2 T butter, cut into pieces
4 garlic cloves, finely chopped
1 1/2 lbs assorted mushrooms, thinly sliced
2 Tb fresh thyme
salt and pepper
3 Tb flour
1 1/2 cup chicken broth
1/2 cup cream or half and half
1/2 cup grated Parmesan
1 pound pasta
1 15 oz can artichoke hearts
1/4 tsp grated or ground nutmeg
Instructions:
- Cook pasta according to directions.
- Heat a large skillet over medium to medium-high heat. Add EVOO and butter. When butter melts, add garlic and swish around for 30 seconds, then add mushrooms and combine.

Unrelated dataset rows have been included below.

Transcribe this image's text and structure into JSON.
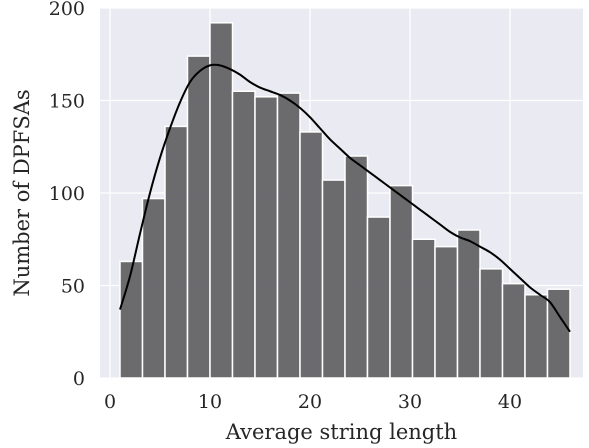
{
  "chart_data": {
    "type": "bar",
    "title": "",
    "xlabel": "Average string length",
    "ylabel": "Number of DPFSAs",
    "xlim": [
      -1,
      47.3
    ],
    "ylim": [
      0,
      200
    ],
    "xticks": [
      0,
      10,
      20,
      30,
      40
    ],
    "yticks": [
      0,
      50,
      100,
      150,
      200
    ],
    "grid": true,
    "bar_color": "#5f5e62",
    "background_color": "#eaeaf2",
    "bin_edges": [
      1.0,
      3.25,
      5.5,
      7.75,
      10.0,
      12.25,
      14.5,
      16.75,
      19.0,
      21.25,
      23.5,
      25.75,
      28.0,
      30.25,
      32.5,
      34.75,
      37.0,
      39.25,
      41.5,
      43.75,
      46.0
    ],
    "values": [
      63,
      97,
      136,
      174,
      192,
      155,
      152,
      154,
      133,
      107,
      120,
      87,
      104,
      75,
      71,
      80,
      59,
      51,
      45,
      48
    ],
    "kde": {
      "x": [
        1,
        2,
        3,
        4,
        5,
        6,
        7,
        8,
        9,
        10,
        11,
        12,
        13,
        14,
        15,
        16,
        17,
        18,
        19,
        20,
        21,
        22,
        23,
        24,
        25,
        26,
        27,
        28,
        29,
        30,
        31,
        32,
        33,
        34,
        35,
        36,
        37,
        38,
        39,
        40,
        41,
        42,
        43,
        44,
        45,
        46
      ],
      "y": [
        37,
        55,
        78,
        100,
        119,
        135,
        149,
        160,
        166,
        169,
        169,
        167,
        164,
        160,
        157,
        155,
        153,
        150,
        146,
        141,
        135,
        129,
        124,
        119,
        115,
        111,
        107,
        103,
        99,
        95,
        91,
        87,
        83,
        79,
        76,
        74,
        71,
        68,
        64,
        59,
        54,
        49,
        45,
        41,
        33,
        25
      ]
    }
  }
}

- Sprinkle thyme over mushrooms, cook, stirring frequently, until they brown. Add salt and pepper to taste (don't season before they brown).
- Sprinkle flour over mushrooms and cook for 1-2 minutes more, stirring to distribute.
- Whisk in the chicken broth and thicken for a minute then add the cream and simmer over low heat for five minutes.
- Stir in the artichokes. Add nutmeg, add salt and pepper to taste.
- Add drained pasta and Parmesan cheese to the pan and toss to combine.
- Enjoy.
This was probably my first Rachael Ray recipe that actually took 30 minutes or less, and it was delicious.